- Born: 30 March 1971 (age 54)
- Occupation(s): Video game programmer, CEO of Vitei and Chuhai Labs

= Giles Goddard (video game programmer) =

English video game programmer

Giles Goddard (born 30 March 1971) is an English video game programmer. He was one of the first Western employees at Nintendo, programming the Mario face in Super Mario 64, and working on titles such as Star Fox, 1080° Snowboarding, and Steel Diver. In 2002, he founded Vitei, a video game developer based in Kyoto, Japan, and is CEO.

==Career==
===Argonaut Games===
Giles Goddard's interest in computers began when he was a teenager, when he used his ZX Spectrum, and later Amiga, to create demoscene works in his spare time. In his Amiga demos, he experimented with 3D wireframe graphics with filled polygons. During this time, Argonaut Software released Starglider 2, one of the first computer games to use filled polygons. Goddard soon left school before finishing his A-levels and joined Argonaut Games, where his first task was porting Starglider 2 to the Macintosh SE. Argonaut would develop a reputation for creating cutting-edge, 3D games. They produced a 3D graphics demo for the Nintendo Entertainment System and collaborated with Nintendo to produce the Game Boy title X, one of the few Game Boy games with 3D graphics.

===Nintendo===
When Goddard was 18 or 19, he moved to Kyoto to work for Nintendo, where he, alongside fellow Argonaut employee Dylan Cuthbert, helped develop Star Fox and Stunt Race FX. Goddard remained with Nintendo during the Nintendo 64 era. He assisted with the demo of Link fighting an enemy, which would be shown at the Shoshinkai 1995 trade show. To show off skinning, he programmed the interactive Mario face in Super Mario 64 by attaching painted ping-pong balls to his face and using an Indy camera to track movement. His next project, 1080° Snowboarding, saw him as one of the two lead programmers, alongside fellow Argonaut colleague Collin Reed. This game used frame interpolation and inverse kinematics to make character movement feel more realistic.

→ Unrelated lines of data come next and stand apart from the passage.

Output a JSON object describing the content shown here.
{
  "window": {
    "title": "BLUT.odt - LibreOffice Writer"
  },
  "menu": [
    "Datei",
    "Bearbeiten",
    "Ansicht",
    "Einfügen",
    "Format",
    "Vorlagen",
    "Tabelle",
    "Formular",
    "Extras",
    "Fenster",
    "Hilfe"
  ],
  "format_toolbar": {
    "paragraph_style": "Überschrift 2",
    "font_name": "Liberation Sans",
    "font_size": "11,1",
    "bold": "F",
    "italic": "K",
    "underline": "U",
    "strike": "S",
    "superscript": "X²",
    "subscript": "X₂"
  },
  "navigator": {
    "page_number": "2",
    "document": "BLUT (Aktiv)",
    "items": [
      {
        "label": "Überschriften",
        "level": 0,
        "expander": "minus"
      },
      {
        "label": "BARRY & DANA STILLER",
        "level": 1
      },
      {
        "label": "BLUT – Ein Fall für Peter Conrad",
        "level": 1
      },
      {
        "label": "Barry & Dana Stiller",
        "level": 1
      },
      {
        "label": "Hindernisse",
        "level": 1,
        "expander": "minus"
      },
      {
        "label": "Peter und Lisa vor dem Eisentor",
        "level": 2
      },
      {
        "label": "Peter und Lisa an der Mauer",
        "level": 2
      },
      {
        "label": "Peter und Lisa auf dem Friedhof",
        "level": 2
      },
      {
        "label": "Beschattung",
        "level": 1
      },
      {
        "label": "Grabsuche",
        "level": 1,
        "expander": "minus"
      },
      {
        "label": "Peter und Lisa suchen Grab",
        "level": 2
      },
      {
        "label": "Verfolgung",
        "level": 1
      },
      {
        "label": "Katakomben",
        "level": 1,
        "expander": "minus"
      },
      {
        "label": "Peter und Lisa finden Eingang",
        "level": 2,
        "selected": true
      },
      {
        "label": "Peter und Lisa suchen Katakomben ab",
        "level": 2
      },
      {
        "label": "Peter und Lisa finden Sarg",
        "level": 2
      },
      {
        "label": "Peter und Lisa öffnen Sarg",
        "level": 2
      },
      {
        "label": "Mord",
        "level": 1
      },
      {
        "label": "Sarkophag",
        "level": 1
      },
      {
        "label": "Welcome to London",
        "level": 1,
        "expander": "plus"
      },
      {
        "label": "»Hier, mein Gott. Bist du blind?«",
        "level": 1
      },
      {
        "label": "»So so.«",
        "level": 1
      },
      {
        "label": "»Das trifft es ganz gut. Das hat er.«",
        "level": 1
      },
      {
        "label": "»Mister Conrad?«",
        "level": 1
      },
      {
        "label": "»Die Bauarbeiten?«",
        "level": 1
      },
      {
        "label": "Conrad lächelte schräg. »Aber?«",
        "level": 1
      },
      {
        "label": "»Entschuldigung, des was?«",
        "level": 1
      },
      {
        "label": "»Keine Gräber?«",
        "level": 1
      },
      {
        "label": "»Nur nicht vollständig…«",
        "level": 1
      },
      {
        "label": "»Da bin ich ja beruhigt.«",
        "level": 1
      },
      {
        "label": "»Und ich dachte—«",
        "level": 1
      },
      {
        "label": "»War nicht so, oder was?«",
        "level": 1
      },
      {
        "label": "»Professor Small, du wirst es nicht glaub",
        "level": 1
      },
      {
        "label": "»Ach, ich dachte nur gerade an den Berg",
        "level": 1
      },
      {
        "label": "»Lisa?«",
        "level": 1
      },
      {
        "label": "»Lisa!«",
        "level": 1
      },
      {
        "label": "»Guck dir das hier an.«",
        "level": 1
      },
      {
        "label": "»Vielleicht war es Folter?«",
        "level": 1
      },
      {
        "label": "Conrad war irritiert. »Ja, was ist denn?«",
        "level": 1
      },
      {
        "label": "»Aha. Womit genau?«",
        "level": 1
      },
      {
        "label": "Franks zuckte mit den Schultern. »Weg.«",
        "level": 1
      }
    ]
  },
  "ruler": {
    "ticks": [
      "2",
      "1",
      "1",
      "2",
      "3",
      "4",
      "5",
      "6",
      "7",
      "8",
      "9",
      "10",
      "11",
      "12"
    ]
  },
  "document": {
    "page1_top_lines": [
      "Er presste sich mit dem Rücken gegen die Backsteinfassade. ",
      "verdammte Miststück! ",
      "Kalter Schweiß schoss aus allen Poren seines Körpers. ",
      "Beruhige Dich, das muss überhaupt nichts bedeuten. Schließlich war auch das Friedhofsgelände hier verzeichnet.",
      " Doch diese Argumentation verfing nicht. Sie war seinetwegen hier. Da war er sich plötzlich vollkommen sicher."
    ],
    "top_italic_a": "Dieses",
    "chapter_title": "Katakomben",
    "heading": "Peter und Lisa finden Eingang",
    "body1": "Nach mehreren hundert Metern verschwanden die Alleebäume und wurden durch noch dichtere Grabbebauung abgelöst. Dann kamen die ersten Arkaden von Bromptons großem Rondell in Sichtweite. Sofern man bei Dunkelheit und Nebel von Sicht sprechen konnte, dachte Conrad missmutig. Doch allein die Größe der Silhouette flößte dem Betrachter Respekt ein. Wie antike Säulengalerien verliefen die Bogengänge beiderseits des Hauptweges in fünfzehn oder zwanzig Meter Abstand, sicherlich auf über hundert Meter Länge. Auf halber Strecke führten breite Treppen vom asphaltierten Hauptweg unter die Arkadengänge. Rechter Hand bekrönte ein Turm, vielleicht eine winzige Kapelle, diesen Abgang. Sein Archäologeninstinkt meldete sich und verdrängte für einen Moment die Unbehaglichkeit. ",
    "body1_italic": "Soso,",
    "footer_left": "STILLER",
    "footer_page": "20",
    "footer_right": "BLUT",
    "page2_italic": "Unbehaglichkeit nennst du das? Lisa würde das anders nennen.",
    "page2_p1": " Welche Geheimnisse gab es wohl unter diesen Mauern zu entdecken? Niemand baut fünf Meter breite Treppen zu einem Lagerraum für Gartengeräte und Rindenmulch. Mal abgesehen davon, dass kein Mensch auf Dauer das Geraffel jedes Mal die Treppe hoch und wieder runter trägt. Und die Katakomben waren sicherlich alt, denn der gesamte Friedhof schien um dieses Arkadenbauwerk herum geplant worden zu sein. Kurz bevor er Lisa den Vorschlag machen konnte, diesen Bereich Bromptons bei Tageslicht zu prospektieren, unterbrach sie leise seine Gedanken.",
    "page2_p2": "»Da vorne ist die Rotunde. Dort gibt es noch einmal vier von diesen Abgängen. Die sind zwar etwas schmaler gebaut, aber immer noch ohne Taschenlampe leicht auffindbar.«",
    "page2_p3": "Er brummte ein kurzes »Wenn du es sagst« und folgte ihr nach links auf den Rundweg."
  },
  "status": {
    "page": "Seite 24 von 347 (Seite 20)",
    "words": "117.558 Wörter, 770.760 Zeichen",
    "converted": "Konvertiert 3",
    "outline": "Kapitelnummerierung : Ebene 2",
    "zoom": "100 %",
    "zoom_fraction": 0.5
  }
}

=== VITEI BACKROOM, Inc / Chuhai Labs ===
Afterwards, Goddard left Nintendo and became a freelancer, porting Doshin the Giant from the Nintendo 64DD to the GameCube. In 2002, Goddard founded the Japanese video game developer Vitei, Inc. as a Nintendo second party studio. Vitei produced its first game, the Japan-exclusive Nintendo DS title Theta, in 2007, and the WiiWare title Rock N' Roll Climber in 2009. He was the head programmer for Steel Diver, and Vitei would also develop its sequel, Steel Diver: Sub Wars, as well as Tank Troopers. In 2020, Vitei Backroom was rebranded as Chuhai Labs to expand into micro-publishing and to position the company to be more forward facing. Chuhai Labs developed Carve Snowboarding, which launched on 27 May 2021. Carve Snowboarding is a virtual reality-focused spiritual successor to 1080° Snowboarding for Oculus Quest.